I can’t keep my mind off the photo of a little boy in a red shirt I saw this morning on my Twitter feed. In my attempt to engage myself in work to forget my emotions, the pain only grew more persistent. My Daniel is only a little older than the sweet boy in the photo. I think of the way Daniel tucks his leg up when he sleeps, with little arms at his sides. Just last night his head was buried in his pillow, so I cradled him to move him to the side and re-adjusted his quilt and sheets in the room he has all to himself. One little boy is sleeping, another sweet boy has died. If I think too much, it’s overwhelming.

I’m so comfortable as I type this. I’m on a small break from work, with a full-stomach after feasting on half a grapefruit and a slice of leftover pizza. This morning, I ate peanut butter on toast and threw out my coffee after not enjoying the taste. I sit now with hot tea and fresh lemon. I wear expensive shoes. I have two monitors to work most efficiently. I have a job I love. My clothes match. I have a positive bank account.

I’ll leave here after a short day and drive in my SUV to pick-up my children and our foreign exchange student. We’ll swap stories about our mornings and head to each child’s back-to-school Open House this evening. I’ll listen to their excitement in the car as they share about meeting a teacher, or finding out where a particular room was. I promised we’d stop on the way home for ice cream as a special treat to celebrate. I have enough money in my bank account to spend frivolously on things like ice cream, or extra school clothes. I won’t mention the little boy because I don’t want to see the discomfort on their faces. I don’t want them to feel as I feel right now. We are just so damn comfortable

I have. I wear. I own. I’m able. The guilt in moments like this is almost too much to bear.

This is what swims in my brain: I can look away. I can re-adjust my thinking and mental priorities to try and forget what I’ve seen. I can spend every resource I have, which are many. I can forget. Forgetting is comfortable, until it isn’t. Until somehow- the realization that forgetting is detrimental. This is not an accident or a car crash. I looked up the statistic to try and calm my mind. According to SyrianRefugees.eu, there are over 9 million individuals, families and children trying to escape violence in Syria.  They have fled their homes, their safety and many have perished.

Steven McCallum stated words that deeply affected me today. The photo, (which is now cited as being manipulated as a headdress was added for either religious purposes- perhaps,) was an unbelievable testament to what is going on. A mother, desperately trying to keep her child’s head above water- swims to safety. Only in digging within the comments of the piece I read that the child died in the waves. One and a half years old. A boy. Steven stated:

“Imagine waking your children in the morning, feeding and dressing them, pulling a little girl’s hair into a ponytail, arguing with a little boy about which pair of shoes he wants to wear. Now imagine, as you are doing that, you know later today you will strap their vulnerable bodies into enveloping life jackets and take them with you in a rubber dinghy – through waters which have claimed many who have done the same. Think of the story you’d have to tell to reassure them. Think of trying to make it fun. Consider the emotional strength needed to smile at them and conceal your fear.”
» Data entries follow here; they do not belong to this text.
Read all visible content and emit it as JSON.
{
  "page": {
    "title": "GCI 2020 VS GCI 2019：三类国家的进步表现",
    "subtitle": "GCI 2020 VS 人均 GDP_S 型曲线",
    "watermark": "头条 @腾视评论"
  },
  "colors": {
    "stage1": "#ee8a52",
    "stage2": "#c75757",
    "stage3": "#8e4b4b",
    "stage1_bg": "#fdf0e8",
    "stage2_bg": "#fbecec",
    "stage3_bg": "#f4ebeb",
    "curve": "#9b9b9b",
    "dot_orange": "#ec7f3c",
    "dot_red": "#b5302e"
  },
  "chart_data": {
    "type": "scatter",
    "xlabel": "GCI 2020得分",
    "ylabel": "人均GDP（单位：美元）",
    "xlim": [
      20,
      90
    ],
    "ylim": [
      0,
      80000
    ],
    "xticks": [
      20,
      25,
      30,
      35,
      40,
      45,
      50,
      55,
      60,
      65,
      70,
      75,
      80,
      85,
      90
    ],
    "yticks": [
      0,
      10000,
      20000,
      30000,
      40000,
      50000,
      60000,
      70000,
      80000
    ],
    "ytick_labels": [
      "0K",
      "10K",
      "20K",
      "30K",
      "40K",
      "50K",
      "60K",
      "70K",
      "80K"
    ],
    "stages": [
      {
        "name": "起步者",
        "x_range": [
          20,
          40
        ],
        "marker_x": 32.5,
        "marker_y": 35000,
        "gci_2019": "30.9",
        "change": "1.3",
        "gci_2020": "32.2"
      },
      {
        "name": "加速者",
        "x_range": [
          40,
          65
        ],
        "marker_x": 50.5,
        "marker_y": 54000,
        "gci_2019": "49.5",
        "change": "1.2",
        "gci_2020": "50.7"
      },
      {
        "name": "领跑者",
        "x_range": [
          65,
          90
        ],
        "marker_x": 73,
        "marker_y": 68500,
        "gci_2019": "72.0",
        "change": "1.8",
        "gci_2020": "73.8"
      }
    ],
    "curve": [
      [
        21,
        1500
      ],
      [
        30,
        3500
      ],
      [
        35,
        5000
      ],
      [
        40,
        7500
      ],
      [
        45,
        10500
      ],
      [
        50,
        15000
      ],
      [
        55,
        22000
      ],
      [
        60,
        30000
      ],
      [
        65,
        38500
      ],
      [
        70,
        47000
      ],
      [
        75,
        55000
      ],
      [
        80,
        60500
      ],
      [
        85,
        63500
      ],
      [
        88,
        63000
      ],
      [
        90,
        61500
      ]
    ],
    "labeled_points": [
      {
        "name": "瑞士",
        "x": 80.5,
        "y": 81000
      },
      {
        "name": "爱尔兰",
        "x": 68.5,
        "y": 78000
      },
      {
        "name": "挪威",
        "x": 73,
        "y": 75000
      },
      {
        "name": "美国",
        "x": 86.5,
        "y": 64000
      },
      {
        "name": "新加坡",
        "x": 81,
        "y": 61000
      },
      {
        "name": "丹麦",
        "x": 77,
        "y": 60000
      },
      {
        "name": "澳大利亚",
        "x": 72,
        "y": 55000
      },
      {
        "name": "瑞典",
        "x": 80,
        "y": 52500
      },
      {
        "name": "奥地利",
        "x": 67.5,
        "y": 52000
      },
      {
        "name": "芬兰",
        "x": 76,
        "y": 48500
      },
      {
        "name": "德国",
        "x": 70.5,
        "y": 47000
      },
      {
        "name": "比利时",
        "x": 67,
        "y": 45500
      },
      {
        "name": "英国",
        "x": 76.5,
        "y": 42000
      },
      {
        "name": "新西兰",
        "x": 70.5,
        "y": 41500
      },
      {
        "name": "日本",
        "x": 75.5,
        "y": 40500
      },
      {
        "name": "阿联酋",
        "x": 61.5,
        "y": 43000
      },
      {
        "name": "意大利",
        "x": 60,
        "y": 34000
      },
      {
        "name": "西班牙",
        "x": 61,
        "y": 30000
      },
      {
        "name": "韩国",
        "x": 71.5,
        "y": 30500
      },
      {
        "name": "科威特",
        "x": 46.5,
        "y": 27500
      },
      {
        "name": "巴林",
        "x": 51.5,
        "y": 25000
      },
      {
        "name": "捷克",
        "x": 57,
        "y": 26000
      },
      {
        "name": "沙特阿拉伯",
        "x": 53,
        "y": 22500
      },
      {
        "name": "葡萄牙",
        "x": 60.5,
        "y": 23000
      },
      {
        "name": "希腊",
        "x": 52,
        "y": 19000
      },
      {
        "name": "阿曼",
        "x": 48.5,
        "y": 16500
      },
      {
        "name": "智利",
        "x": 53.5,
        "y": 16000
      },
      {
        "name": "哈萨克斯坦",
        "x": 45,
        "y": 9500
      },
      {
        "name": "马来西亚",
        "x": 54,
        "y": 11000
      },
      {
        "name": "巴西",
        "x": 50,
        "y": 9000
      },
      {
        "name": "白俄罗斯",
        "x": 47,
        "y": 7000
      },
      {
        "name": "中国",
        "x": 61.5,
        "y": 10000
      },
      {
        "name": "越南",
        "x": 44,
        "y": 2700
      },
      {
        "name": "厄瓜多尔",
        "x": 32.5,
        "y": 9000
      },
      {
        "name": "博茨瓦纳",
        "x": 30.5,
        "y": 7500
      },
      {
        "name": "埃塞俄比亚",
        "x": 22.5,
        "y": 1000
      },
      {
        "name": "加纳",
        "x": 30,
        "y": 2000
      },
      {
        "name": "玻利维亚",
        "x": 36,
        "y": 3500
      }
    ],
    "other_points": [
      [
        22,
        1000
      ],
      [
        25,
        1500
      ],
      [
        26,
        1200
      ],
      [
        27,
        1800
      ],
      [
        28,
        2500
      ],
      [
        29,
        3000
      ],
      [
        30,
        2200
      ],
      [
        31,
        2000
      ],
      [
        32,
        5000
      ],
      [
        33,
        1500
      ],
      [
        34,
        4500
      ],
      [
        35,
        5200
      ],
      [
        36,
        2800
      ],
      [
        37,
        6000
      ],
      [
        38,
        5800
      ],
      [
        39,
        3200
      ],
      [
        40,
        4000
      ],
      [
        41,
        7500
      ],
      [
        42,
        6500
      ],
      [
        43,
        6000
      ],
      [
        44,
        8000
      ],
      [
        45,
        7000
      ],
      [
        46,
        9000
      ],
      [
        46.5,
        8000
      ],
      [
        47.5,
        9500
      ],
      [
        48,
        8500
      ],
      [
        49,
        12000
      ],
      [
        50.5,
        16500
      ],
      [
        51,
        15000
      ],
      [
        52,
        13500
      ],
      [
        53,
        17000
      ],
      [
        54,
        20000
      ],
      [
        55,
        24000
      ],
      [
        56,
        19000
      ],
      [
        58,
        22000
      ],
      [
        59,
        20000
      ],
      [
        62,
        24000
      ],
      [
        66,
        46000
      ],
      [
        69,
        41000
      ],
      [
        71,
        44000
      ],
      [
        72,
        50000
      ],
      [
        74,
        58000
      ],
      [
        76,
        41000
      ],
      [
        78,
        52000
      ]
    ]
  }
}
When I started thinking of this, I couldn’t bring myself to believe that it was a gift… the forgetting. The not looking and making a choice to walk away from the emotion. It’s not a gift, but it’s clearly a curse.

If I don’t look, I cannot feel and have empathy. If I cannot have empathy, I cannot change the world. If I cannot change the world, then I have resigned myself and my children to an empty, meaningless life. But what to do? According to CNN, I can give money. But I think before that, I need to give a damn. I need to not look away as if it’s merely a cross on the roadside. I need to feel the injustice and vow to speak about it. I need to tell my children what’s going on so that they may be able to understand the world has beauty and evilness. But most of all, I need to see.